Enough talk, show me the way!
In the content system project, we are utilizing automated semantic releases, together with other necessary components that make all of this, smoother than butter.
Enforcing conventional commit messages
As we said before, the automated semantic releases require your commits to be written in a specific format, for them to be included in your releases. This format can be found at conventionalcommits. We enforce this both locally and within CI.
- To enforce this locally, we are using husky. It generates a hook that is run everytime we make a commit, and validates the commit message. If the format follows convention, it lets the commit through. The hook looks like this:
# filename: .github/commit-msg
npx --no -- commitlint --edit "$1"
- To enforce this within CI, so that all commits within a PR must follow the conventional format, we are using commitlint.
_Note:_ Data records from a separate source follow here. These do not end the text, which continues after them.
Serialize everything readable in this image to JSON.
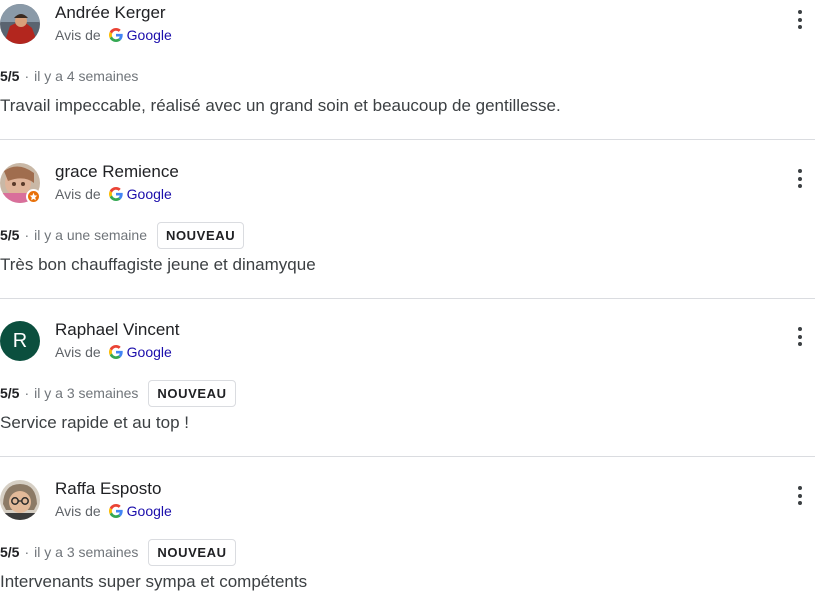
{
  "source_prefix": "Avis de",
  "source_name": "Google",
  "colors": {
    "name": "#202124",
    "muted": "#70757a",
    "link": "#1a0dab",
    "divider": "#dadce0",
    "avatar_raphael": "#0b4f3e",
    "local_guide_badge": "#e8710a"
  },
  "icons": {
    "source": "google-g-icon",
    "menu": "more-vertical-icon",
    "badge": "local-guide-star-icon"
  },
  "reviews": [
    {
      "author": "Andrée Kerger",
      "rating": "5/5",
      "separator": "·",
      "date": "il y a 4 semaines",
      "badge": "",
      "text": "Travail impeccable, réalisé avec un grand soin et beaucoup de gentillesse."
    },
    {
      "author": "grace Remience",
      "rating": "5/5",
      "separator": "·",
      "date": "il y a une semaine",
      "badge": "NOUVEAU",
      "text": "Très bon chauffagiste jeune et dinamyque"
    },
    {
      "author": "Raphael Vincent",
      "avatar_letter": "R",
      "rating": "5/5",
      "separator": "·",
      "date": "il y a 3 semaines",
      "badge": "NOUVEAU",
      "text": "Service rapide et au top !"
    },
    {
      "author": "Raffa Esposto",
      "rating": "5/5",
      "separator": "·",
      "date": "il y a 3 semaines",
      "badge": "NOUVEAU",
      "text": "Intervenants super sympa et compétents"
    }
  ]
}
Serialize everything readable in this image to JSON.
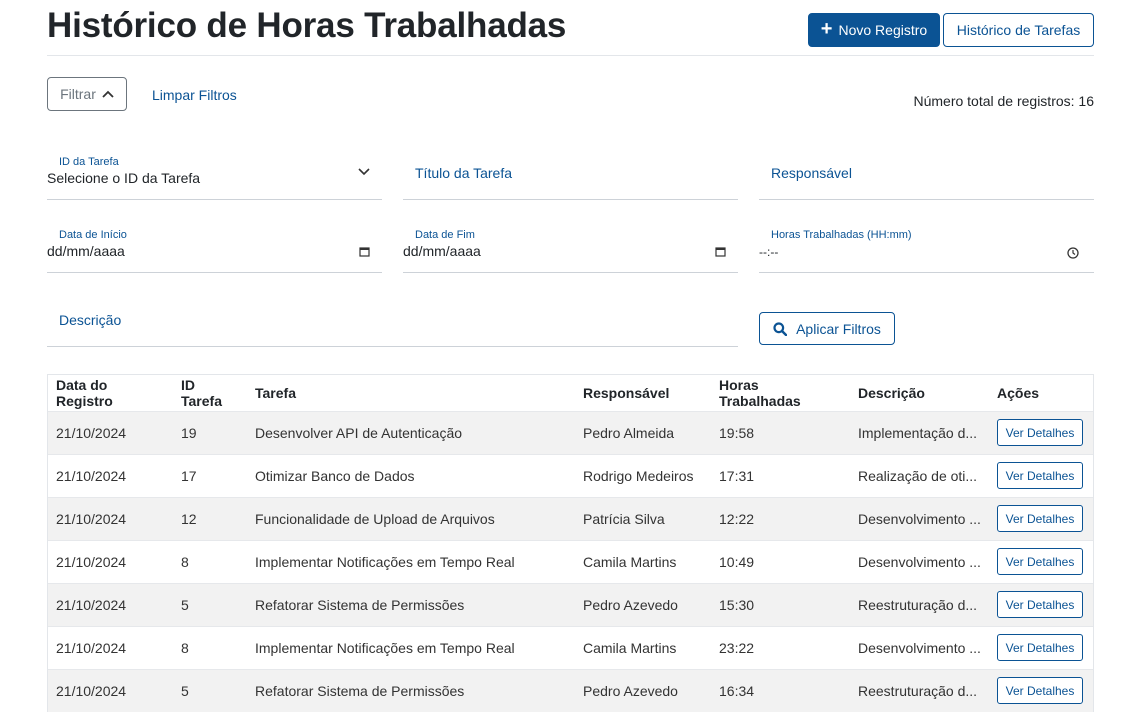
{
  "header": {
    "title": "Histórico de Horas Trabalhadas",
    "new_record_label": "Novo Registro",
    "task_history_label": "Histórico de Tarefas"
  },
  "filters": {
    "toggle_label": "Filtrar",
    "clear_label": "Limpar Filtros",
    "total_label": "Número total de registros: 16",
    "task_id": {
      "label": "ID da Tarefa",
      "value": "Selecione o ID da Tarefa"
    },
    "task_title": {
      "placeholder": "Título da Tarefa"
    },
    "responsible": {
      "placeholder": "Responsável"
    },
    "start_date": {
      "label": "Data de Início",
      "value": "dd/mm/aaaa"
    },
    "end_date": {
      "label": "Data de Fim",
      "value": "dd/mm/aaaa"
    },
    "hours": {
      "label": "Horas Trabalhadas (HH:mm)",
      "value": "--:--"
    },
    "description": {
      "placeholder": "Descrição"
    },
    "apply_label": "Aplicar Filtros"
  },
  "table": {
    "columns": [
      "Data do Registro",
      "ID Tarefa",
      "Tarefa",
      "Responsável",
      "Horas Trabalhadas",
      "Descrição",
      "Ações"
    ],
    "action_label": "Ver Detalhes",
    "rows": [
      {
        "date": "21/10/2024",
        "id": "19",
        "task": "Desenvolver API de Autenticação",
        "responsible": "Pedro Almeida",
        "hours": "19:58",
        "description": "Implementação d..."
      },
      {
        "date": "21/10/2024",
        "id": "17",
        "task": "Otimizar Banco de Dados",
        "responsible": "Rodrigo Medeiros",
        "hours": "17:31",
        "description": "Realização de oti..."
      },
      {
        "date": "21/10/2024",
        "id": "12",
        "task": "Funcionalidade de Upload de Arquivos",
        "responsible": "Patrícia Silva",
        "hours": "12:22",
        "description": "Desenvolvimento ..."
      },
      {
        "date": "21/10/2024",
        "id": "8",
        "task": "Implementar Notificações em Tempo Real",
        "responsible": "Camila Martins",
        "hours": "10:49",
        "description": "Desenvolvimento ..."
      },
      {
        "date": "21/10/2024",
        "id": "5",
        "task": "Refatorar Sistema de Permissões",
        "responsible": "Pedro Azevedo",
        "hours": "15:30",
        "description": "Reestruturação d..."
      },
      {
        "date": "21/10/2024",
        "id": "8",
        "task": "Implementar Notificações em Tempo Real",
        "responsible": "Camila Martins",
        "hours": "23:22",
        "description": "Desenvolvimento ..."
      },
      {
        "date": "21/10/2024",
        "id": "5",
        "task": "Refatorar Sistema de Permissões",
        "responsible": "Pedro Azevedo",
        "hours": "16:34",
        "description": "Reestruturação d..."
      }
    ]
  },
  "colors": {
    "primary": "#0b5394",
    "row_stripe": "#f2f2f2"
  },
  "icons": [
    "plus-icon",
    "chevron-up-icon",
    "chevron-down-icon",
    "calendar-icon",
    "clock-icon",
    "search-icon"
  ]
}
You can set up a workflow that runs everytime a PR is opened, or updated, which will validate all commits within a PR. This workflow looks like this:
commitlint:
name: Validate commit messages
runs-on: ubuntu-latest
steps:
- uses: actions/checkout@v4
with:
fetch-depth: 0
- name: Set up Node.js with Caching
uses: actions/setup-node@v4
with:
node-version: lts/*
cache: "yarn"
- name: Restore and Prepare Dependencies
run: yarn --frozen-lockfile
- name: Print versions
run: |
git --version
node --version
yarn --version
npx commitlint --version
- name: Validate current commit (last commit) with commitlint
if: github.event_name == 'push'
run: npx commitlint --last --verbose
- name: Validate PR commits with commitlint
if: github.event_name == 'pull_request'
run: npx commitlint --from ${{ github.event.pull_request.base.sha }} --to ${{ github.event.pull_request.head.sha }} --verbose
- To enforce the same conventional format on PR titles, given the fact that the commit message a PR generates upon merging is the same as PR title, we are using amannn/action-semantic-pull-request@ Github action in our CI.
main:
name: Validate PR title
runs-on: ubuntu-latest
permissions:
pull-requests: read
steps:
- uses: amannn/action-semantic-pull-request@v6
env:
GITHUB_TOKEN: ${{ secrets.GITHUB_TOKEN }}
Automated semantic releases with CI
FInally, for automatically generating releases everytime PRs are merged to our main branch, we are utilizing the cycjimmy/semantic-release-action in our CI workflow. This action takes care of the following:
- New tag creation
- New release creation
- Release notes
- Changelog generation
Here’s a sample, minimal workflow job. You can find a detailed release workflow in action on content system’s release workflow.
steps:
- name: Checkout
uses: actions/checkout@v5
- name: Semantic Release
uses: cycjimmy/semantic-release-action@v5
id: semantic # Need an `id` for output variables
env:
GITHUB_TOKEN: ${{ secrets.GITHUB_TOKEN }}
NPM_TOKEN: ${{ secrets.NPM_TOKEN }}
- name: Do something when a new release published
if: steps.semantic.outputs.new_release_published == 'true'
run: |
echo ${{ steps.semantic.outputs.new_release_version }}
echo ${{ steps.semantic.outputs.new_release_major_version }}
echo ${{ steps.semantic.outputs.new_release_minor_version }}
echo ${{ steps.semantic.outputs.new_release_patch_version }}
And that’s it! You have successfully implemented Automated Semantic Release System in your project. All of this comes with many benefits like zero-downtime versioning, guaranteed SemVer compliance, automatic changelog generation, improved commit hygiene, and reduced manual labor. So if you’re still manually updating versions and struggling with changelogs, it is time to automate it!